Notice that these definition do not imply that the MST or the mst is unique.

Finding minimum and maximum spanning tree

The efficient algorithm for the identification of a minimum or maximum spanning tree makes use of the so called disjoint set data structure. The algorithm that makes use of this set is called an union find algorithm. Essentially it incrementally builds sets of related objects.

The implementation in C is contained in union_find.h and union_find.c. It is a modified version of the code available from literateprograms.org. The modifications reflect the pseudo-code discussed here.

The actual code which perform the the MST and mst is contained in graph.c. It is based on the Kruskal's algorithm. The basic functions are

void Mst(size_t V, Edge *edges, size_t E,  Edge **tree, size_t *T)

and

void mst(size_t V, Edge *edges, size_t E,  Edge **tree, size_t *T)

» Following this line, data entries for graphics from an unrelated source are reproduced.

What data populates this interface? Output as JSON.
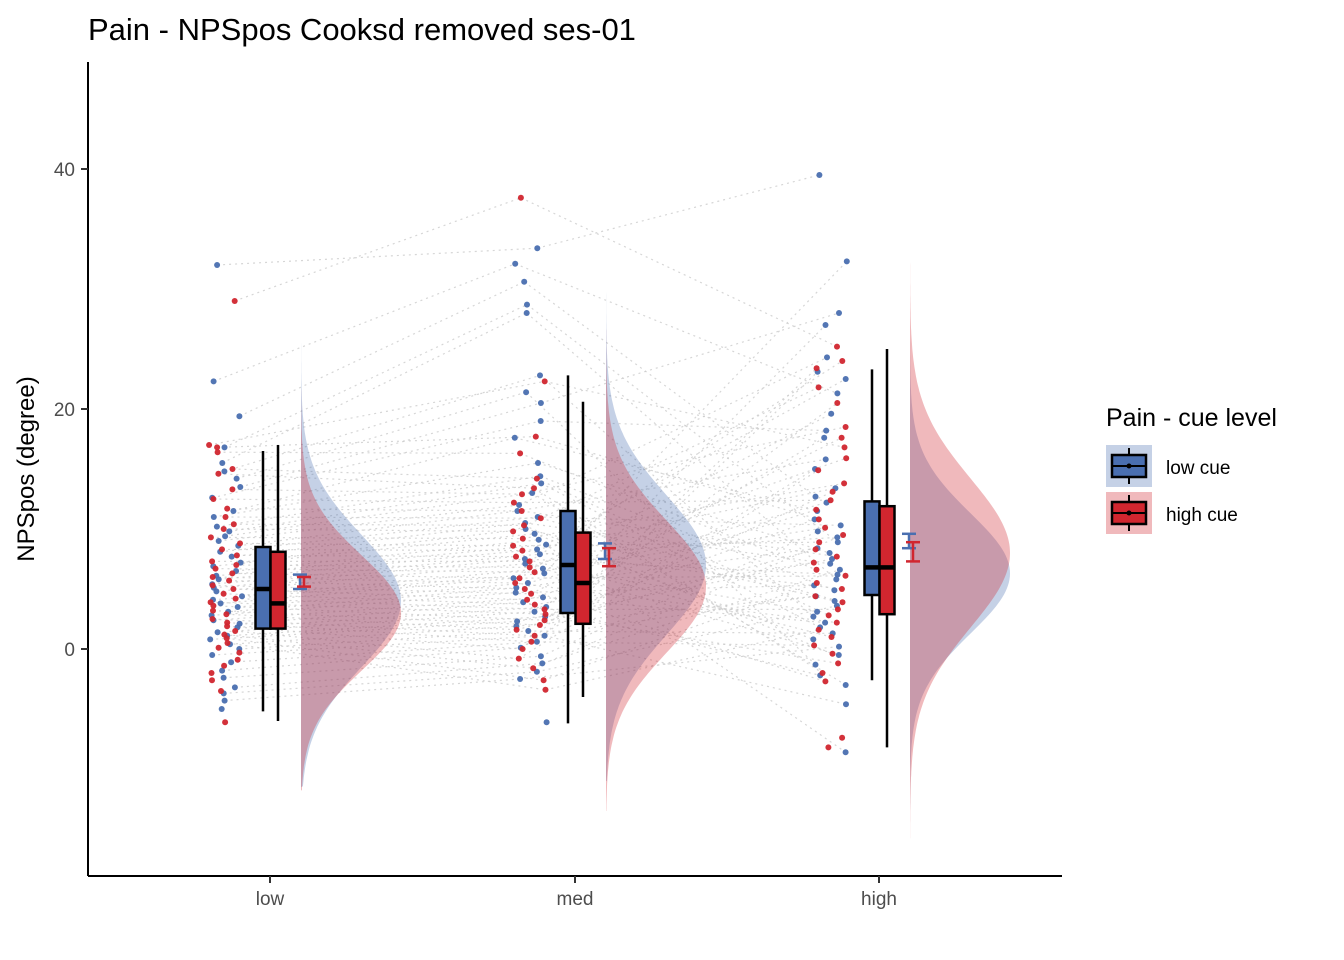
{
  "chart_data": {
    "type": "raincloud",
    "title": "Pain  - NPSpos Cooksd removed  ses-01",
    "ylabel": "NPSpos (degree)",
    "xlabel": "",
    "ylim": [
      -18.5,
      48
    ],
    "yticks": [
      0,
      20,
      40
    ],
    "grid": false,
    "legend_position": "right",
    "legend_title": "Pain  - cue level",
    "colors": {
      "low_cue": "#4a6fb0",
      "high_cue": "#d1262f",
      "lines": "#cccccc"
    },
    "categories": [
      "low",
      "med",
      "high"
    ],
    "series": [
      {
        "name": "low cue",
        "box": [
          {
            "category": "low",
            "whisker_low": -5.2,
            "q1": 1.7,
            "median": 5.0,
            "q3": 8.5,
            "whisker_high": 16.5
          },
          {
            "category": "med",
            "whisker_low": -6.2,
            "q1": 3.0,
            "median": 7.0,
            "q3": 11.5,
            "whisker_high": 22.8
          },
          {
            "category": "high",
            "whisker_low": -2.6,
            "q1": 4.5,
            "median": 6.8,
            "q3": 12.3,
            "whisker_high": 23.3
          }
        ],
        "mean_se": [
          {
            "category": "low",
            "mean": 5.6,
            "lower": 5.0,
            "upper": 6.2
          },
          {
            "category": "med",
            "mean": 8.2,
            "lower": 7.5,
            "upper": 8.8
          },
          {
            "category": "high",
            "mean": 9.0,
            "lower": 8.4,
            "upper": 9.6
          }
        ],
        "density": [
          {
            "category": "low",
            "mode": 4.0,
            "sd": 5.5,
            "max": 37.8,
            "min": -11.5
          },
          {
            "category": "med",
            "mode": 7.0,
            "sd": 5.8,
            "max": 44.0,
            "min": -11.0
          },
          {
            "category": "high",
            "mode": 6.3,
            "sd": 5.0,
            "max": 46.3,
            "min": -16.0
          }
        ]
      },
      {
        "name": "high cue",
        "box": [
          {
            "category": "low",
            "whisker_low": -6.0,
            "q1": 1.7,
            "median": 3.8,
            "q3": 8.1,
            "whisker_high": 17.0
          },
          {
            "category": "med",
            "whisker_low": -4.0,
            "q1": 2.1,
            "median": 5.5,
            "q3": 9.7,
            "whisker_high": 20.6
          },
          {
            "category": "high",
            "whisker_low": -8.2,
            "q1": 2.9,
            "median": 6.8,
            "q3": 11.9,
            "whisker_high": 25.0
          }
        ],
        "mean_se": [
          {
            "category": "low",
            "mean": 5.6,
            "lower": 5.2,
            "upper": 6.0
          },
          {
            "category": "med",
            "mean": 7.7,
            "lower": 6.9,
            "upper": 8.4
          },
          {
            "category": "high",
            "mean": 8.2,
            "lower": 7.3,
            "upper": 8.9
          }
        ],
        "density": [
          {
            "category": "low",
            "mode": 3.0,
            "sd": 4.8,
            "max": 37.0,
            "min": -11.8
          },
          {
            "category": "med",
            "mode": 5.2,
            "sd": 5.5,
            "max": 43.0,
            "min": -13.5
          },
          {
            "category": "high",
            "mode": 8.0,
            "sd": 6.2,
            "max": 45.0,
            "min": -15.8
          }
        ]
      }
    ],
    "points": {
      "low": {
        "low cue": [
          32.0,
          22.3,
          19.4,
          16.8,
          15.5,
          14.8,
          14.2,
          13.5,
          12.6,
          11.5,
          11.0,
          10.2,
          9.8,
          9.4,
          9.0,
          8.6,
          8.1,
          7.7,
          7.2,
          6.9,
          6.5,
          6.1,
          5.8,
          5.4,
          5.1,
          4.8,
          4.4,
          4.1,
          3.8,
          3.5,
          3.1,
          2.8,
          2.4,
          2.1,
          1.8,
          1.4,
          1.1,
          0.8,
          0.4,
          0.0,
          -0.5,
          -1.1,
          -1.8,
          -2.4,
          -3.2,
          -3.7,
          -4.3,
          -5.0
        ],
        "high cue": [
          29.0,
          17.0,
          16.8,
          16.4,
          15.0,
          14.6,
          13.3,
          12.5,
          11.7,
          11.0,
          10.4,
          10.0,
          9.3,
          8.8,
          8.3,
          7.8,
          7.3,
          7.0,
          6.7,
          6.3,
          6.0,
          5.7,
          5.3,
          5.0,
          4.6,
          4.2,
          3.9,
          3.6,
          3.2,
          2.9,
          2.5,
          2.2,
          1.9,
          1.5,
          1.2,
          0.9,
          0.5,
          0.1,
          -0.3,
          -0.9,
          -1.4,
          -2.0,
          -2.6,
          -3.5,
          -6.1
        ]
      },
      "med": {
        "low cue": [
          33.4,
          32.1,
          30.6,
          28.7,
          28.0,
          22.8,
          21.4,
          20.5,
          19.0,
          17.6,
          15.5,
          14.4,
          13.8,
          13.0,
          12.0,
          11.5,
          11.0,
          10.5,
          10.0,
          9.6,
          9.1,
          8.7,
          8.3,
          7.9,
          7.5,
          7.1,
          6.7,
          6.3,
          5.9,
          5.5,
          5.1,
          4.7,
          4.3,
          3.9,
          3.5,
          3.1,
          2.7,
          2.3,
          1.9,
          1.5,
          1.1,
          0.6,
          0.1,
          -0.6,
          -1.2,
          -1.9,
          -2.5,
          -6.1
        ],
        "high cue": [
          37.6,
          22.3,
          17.7,
          16.3,
          14.2,
          13.4,
          12.9,
          12.2,
          11.5,
          10.9,
          10.3,
          9.8,
          9.2,
          8.6,
          8.2,
          7.7,
          7.3,
          6.8,
          6.4,
          5.9,
          5.5,
          5.0,
          4.6,
          4.1,
          3.7,
          3.3,
          2.9,
          2.4,
          2.0,
          1.6,
          1.1,
          0.6,
          0.0,
          -0.8,
          -1.6,
          -2.6,
          -3.4
        ]
      },
      "high": {
        "low cue": [
          39.5,
          32.3,
          28.0,
          27.0,
          24.3,
          23.1,
          22.5,
          21.3,
          19.6,
          18.2,
          17.6,
          15.8,
          15.0,
          13.4,
          12.7,
          12.2,
          11.5,
          10.8,
          10.3,
          9.8,
          9.3,
          8.9,
          8.4,
          8.0,
          7.5,
          7.1,
          6.6,
          6.2,
          5.8,
          5.3,
          4.9,
          4.4,
          4.0,
          3.6,
          3.1,
          2.7,
          2.2,
          1.8,
          1.3,
          0.8,
          0.2,
          -0.5,
          -1.3,
          -2.2,
          -3.0,
          -4.6,
          -8.6
        ],
        "high cue": [
          25.2,
          24.0,
          23.4,
          21.8,
          20.5,
          18.5,
          17.6,
          16.8,
          15.9,
          14.9,
          13.8,
          13.1,
          12.4,
          11.6,
          10.8,
          10.1,
          9.5,
          8.9,
          8.3,
          7.7,
          7.2,
          6.6,
          6.1,
          5.5,
          5.0,
          4.4,
          3.9,
          3.3,
          2.8,
          2.2,
          1.6,
          1.0,
          0.3,
          -0.4,
          -1.2,
          -2.0,
          -2.7,
          -8.2,
          -7.4
        ]
      }
    }
  }
}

which computes a Maximum and minimum spanning tree (or forest, in case of disjoint graph), respectively. The first three arguments of the function define the initial graph: V is the number of vertexes, edges is an array of Edges which define the graph and E is its length. The function store the spanning tree in the array (*) tree and its length in T. Notice that if the original graph is made of P disjoint parts, it is T=V-P. If the graph is connected, then P=1 and T=V-1.

Example

As an example of the use of the routines in graph consider a simple programs which reads a graph as a list of edges from the standard input and return the minimum and maximum spanning tree

int main(){

  size_t i;

  /* initial graph */
  size_t N;     /* number of nodes */
  size_t E;     /* number of edges */
  Edge * graph=NULL; /* original graph */
  size_t orig,dest;
  double weight;

  /* spanning forest */
  Edge * tree=NULL;  /* spanning forest */
  size_t T;	/* edges in the spanning forest */
  double wt;    /* total weight of the spanning forest */

  /* load the graph */
  E=0;
  N=0;
  while(scanf("%zd %zd %lf",&orig,&dest,&weight) != EOF){
    E++;
    if(orig>N) N=orig;
    if(dest>N) N=dest;
    graph = (Edge *) realloc(graph,E*sizeof(Edge));
    graph[E-1].orig = orig;
    graph[E-1].dest = dest;
    graph[E-1].weight = weight;
  }

  /* compute the minimum spanning tree */
  mst(N,graph,E,&tree,&T);

  /* output the result */
  printf("#minimum spanning tree\n");
  wt=0;
  for(i=0;i<T;i++){
    printf("%zd %zd %f\n",tree[i].orig,tree[i].dest,tree[i].weight);
    wt += tree[i].weight;
  }
  printf("#total weight = %f\n",wt);

  /* compute the maximum spanning tree */
  Mst(N,graph,E,&tree,&T);

  /* output the result */
  printf("#maximum spanning tree\n");
  wt=0;
  for(i=0;i<T;i++){
    printf("%zd %zd %f\n",tree[i].orig,tree[i].dest,tree[i].weight);
    wt += tree[i].weight;
  }
  printf("#total wight = %f\n",wt);


  return 0;

}

The number of vertexes is obtained from the list of provided edges. Download the example spanntree.c and compile it using

gcc spanntree.c graph.c union_find.c -o spanntree

then run it on whatever graph you want.